Some camera lcd's don't work when tethered, some software crashes if you breath hard on it, some require a month of study just to batch process. Some camera have raw files that take enough raid 5's to drain France of it's nuke powered electricity, so given enough chances I do guess all cameras shoot a great image but under fire not all are equal.
Besides all of that you larger than smaller sensor guys are so lost in the large pixel, ca removal, dac correction world, that I believe your missing why a photographer uses any camera personally . . . to shoot the photo of their lifetime.
For biz it's to get what the client wants.
I can promise you of the 10,000,000 working or non working professional photographers in this world, only about 4 can honestly tell you what camera they will use most of the year, because only 4 probably know what they will be shooting in the next 12 months.
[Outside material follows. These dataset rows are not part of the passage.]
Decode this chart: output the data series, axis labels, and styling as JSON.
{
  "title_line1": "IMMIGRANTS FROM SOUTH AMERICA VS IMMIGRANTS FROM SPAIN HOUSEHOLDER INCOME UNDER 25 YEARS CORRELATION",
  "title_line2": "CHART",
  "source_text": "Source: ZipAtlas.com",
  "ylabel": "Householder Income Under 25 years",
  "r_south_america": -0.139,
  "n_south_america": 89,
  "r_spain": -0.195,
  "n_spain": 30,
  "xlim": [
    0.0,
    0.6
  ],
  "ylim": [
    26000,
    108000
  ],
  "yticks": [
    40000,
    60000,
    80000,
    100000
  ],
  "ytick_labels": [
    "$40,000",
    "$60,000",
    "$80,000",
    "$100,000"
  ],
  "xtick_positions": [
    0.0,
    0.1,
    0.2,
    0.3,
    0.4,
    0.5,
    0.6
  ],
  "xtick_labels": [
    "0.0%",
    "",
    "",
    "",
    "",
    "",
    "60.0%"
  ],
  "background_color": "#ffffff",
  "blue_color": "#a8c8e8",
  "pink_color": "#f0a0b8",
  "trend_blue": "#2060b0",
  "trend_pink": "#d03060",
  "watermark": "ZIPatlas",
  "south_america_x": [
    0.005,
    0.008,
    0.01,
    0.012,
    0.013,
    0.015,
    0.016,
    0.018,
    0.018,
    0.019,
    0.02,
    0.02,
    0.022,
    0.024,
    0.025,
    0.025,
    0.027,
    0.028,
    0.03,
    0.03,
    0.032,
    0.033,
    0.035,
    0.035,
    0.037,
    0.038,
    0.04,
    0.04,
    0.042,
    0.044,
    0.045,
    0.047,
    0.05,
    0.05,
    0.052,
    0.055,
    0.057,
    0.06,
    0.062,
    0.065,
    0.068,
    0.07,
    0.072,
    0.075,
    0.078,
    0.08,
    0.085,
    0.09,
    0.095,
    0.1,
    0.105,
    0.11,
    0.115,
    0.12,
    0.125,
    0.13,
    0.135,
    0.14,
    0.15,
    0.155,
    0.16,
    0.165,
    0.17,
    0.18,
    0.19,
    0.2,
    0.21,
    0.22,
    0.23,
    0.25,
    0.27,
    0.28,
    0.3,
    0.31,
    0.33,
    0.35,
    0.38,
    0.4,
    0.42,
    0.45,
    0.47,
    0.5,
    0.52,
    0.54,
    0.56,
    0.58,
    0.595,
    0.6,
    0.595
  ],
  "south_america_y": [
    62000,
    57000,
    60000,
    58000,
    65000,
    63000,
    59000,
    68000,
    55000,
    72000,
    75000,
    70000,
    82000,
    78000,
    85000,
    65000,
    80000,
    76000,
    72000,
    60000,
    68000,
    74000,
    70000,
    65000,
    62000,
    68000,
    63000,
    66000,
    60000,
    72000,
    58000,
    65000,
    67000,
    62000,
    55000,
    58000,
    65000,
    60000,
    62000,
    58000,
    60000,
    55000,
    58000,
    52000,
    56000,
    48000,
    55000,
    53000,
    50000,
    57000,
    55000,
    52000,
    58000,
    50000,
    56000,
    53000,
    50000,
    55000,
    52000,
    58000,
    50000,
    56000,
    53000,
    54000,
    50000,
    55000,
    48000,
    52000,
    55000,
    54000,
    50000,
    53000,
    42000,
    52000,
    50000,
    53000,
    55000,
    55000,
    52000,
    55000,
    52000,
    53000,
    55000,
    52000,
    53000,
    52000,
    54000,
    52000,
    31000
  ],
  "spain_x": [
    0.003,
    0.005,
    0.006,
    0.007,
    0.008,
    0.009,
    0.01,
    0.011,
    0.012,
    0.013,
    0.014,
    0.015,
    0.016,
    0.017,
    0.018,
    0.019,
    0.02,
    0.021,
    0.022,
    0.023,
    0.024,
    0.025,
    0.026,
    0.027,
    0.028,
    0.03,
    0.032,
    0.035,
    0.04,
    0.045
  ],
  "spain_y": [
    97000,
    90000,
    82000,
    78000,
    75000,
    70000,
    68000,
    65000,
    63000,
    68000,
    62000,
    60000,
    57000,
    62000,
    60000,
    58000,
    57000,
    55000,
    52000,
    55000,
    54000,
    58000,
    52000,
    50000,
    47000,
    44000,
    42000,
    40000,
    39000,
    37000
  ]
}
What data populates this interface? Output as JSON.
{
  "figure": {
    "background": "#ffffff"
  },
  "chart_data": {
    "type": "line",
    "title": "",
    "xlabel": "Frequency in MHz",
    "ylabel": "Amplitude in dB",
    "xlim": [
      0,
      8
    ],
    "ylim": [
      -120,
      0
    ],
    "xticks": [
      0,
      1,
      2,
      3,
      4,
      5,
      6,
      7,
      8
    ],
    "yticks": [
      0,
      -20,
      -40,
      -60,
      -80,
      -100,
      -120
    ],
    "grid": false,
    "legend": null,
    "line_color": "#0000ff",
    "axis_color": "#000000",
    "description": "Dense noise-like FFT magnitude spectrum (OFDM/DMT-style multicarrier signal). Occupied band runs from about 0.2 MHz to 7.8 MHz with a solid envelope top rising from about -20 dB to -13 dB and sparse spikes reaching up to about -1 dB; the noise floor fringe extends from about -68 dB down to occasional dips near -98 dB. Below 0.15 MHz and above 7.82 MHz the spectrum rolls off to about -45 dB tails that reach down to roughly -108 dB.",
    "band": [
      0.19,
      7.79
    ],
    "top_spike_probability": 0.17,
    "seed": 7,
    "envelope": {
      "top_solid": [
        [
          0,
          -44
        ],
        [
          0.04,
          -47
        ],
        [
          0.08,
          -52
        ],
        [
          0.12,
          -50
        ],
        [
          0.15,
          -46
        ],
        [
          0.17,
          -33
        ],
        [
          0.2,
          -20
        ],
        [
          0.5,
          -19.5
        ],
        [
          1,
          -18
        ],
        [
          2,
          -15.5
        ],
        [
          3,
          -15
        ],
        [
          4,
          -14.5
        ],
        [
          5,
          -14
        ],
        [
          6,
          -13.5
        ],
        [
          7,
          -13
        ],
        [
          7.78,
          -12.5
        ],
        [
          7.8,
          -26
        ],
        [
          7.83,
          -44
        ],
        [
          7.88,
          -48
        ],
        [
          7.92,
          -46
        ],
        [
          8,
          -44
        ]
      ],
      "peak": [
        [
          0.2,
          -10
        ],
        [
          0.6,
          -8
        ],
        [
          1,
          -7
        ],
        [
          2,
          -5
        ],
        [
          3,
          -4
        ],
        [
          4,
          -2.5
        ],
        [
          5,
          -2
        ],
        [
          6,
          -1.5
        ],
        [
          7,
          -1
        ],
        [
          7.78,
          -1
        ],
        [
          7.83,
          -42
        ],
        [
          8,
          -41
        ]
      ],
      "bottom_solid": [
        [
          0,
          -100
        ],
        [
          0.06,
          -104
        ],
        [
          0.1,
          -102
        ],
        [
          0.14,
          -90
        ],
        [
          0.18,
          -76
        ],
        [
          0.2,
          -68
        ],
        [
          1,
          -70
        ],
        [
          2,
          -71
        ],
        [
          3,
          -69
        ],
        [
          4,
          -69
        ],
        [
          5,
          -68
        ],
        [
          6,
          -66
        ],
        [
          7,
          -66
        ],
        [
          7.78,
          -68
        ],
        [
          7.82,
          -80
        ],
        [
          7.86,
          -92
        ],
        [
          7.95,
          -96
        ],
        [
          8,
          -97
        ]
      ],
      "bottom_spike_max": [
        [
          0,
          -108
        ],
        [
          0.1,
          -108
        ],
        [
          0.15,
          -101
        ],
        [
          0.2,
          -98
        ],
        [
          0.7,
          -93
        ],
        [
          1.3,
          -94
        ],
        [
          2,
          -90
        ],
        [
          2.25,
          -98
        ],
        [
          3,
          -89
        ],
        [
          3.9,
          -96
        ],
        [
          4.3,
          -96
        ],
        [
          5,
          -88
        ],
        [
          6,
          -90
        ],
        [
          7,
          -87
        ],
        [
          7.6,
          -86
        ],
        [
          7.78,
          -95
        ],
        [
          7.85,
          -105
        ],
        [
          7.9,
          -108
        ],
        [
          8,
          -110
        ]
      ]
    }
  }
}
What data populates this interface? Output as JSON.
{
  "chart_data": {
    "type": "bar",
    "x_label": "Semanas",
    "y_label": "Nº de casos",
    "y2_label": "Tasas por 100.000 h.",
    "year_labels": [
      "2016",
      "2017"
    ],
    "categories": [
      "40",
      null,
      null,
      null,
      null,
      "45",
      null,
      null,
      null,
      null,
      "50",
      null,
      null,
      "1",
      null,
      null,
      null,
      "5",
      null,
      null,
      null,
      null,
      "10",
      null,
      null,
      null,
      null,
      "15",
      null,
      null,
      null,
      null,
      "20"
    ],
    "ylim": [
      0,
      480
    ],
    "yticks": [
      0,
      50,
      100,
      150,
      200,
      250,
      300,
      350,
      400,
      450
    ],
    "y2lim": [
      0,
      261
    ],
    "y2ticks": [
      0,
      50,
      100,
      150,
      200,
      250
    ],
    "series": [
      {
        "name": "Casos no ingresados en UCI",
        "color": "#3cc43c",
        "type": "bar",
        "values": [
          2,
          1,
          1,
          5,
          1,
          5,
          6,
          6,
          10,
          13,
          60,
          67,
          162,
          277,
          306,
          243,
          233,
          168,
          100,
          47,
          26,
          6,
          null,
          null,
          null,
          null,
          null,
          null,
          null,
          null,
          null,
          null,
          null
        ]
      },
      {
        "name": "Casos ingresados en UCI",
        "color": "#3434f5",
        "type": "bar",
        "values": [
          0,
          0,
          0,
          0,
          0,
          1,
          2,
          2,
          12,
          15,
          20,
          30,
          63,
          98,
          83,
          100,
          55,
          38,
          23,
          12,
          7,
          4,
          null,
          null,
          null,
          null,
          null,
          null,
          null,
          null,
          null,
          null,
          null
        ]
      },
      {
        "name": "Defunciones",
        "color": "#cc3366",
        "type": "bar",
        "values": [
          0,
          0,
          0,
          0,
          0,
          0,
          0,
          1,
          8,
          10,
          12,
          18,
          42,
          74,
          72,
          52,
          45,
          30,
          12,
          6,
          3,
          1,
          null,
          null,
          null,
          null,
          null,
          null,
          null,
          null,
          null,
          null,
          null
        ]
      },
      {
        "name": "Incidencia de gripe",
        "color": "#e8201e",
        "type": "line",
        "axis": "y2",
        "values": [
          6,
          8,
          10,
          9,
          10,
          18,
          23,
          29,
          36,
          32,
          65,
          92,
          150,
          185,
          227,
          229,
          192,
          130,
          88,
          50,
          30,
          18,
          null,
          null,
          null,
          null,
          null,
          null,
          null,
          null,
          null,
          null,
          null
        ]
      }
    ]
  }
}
Still, all this forum talk goes around in circles . . Mostly the 12 Phase dealers, reps and loyalists and you and Nick, talking about which software's lens correction is better.
You want to make a dent, make some waves, then get your cameras in the hand of really good photographers. (BTW: NPS has no problem shipping any equipment to good photographers for something important).
Tell them the only rule is to shoot the photograph of their lifetime.
If still photography is going to have a future it's going to be in still photographs, not a clip from the RED, a 5d2 or a 10fps Nikon image. Nikon, Canon and Red have that territory covered, but for you to be the "large format" option, get those images out there.
Your doing a good job, Hasselblad has come leaps and bounds from the Imacon days and puts on the best show in medium format marketing (though honestly, that's not hard to do), but get the cameras in the hands of photographers.
The photographer that loves his/her camera is the photographer that just shot the photo of a lifetime with that camera.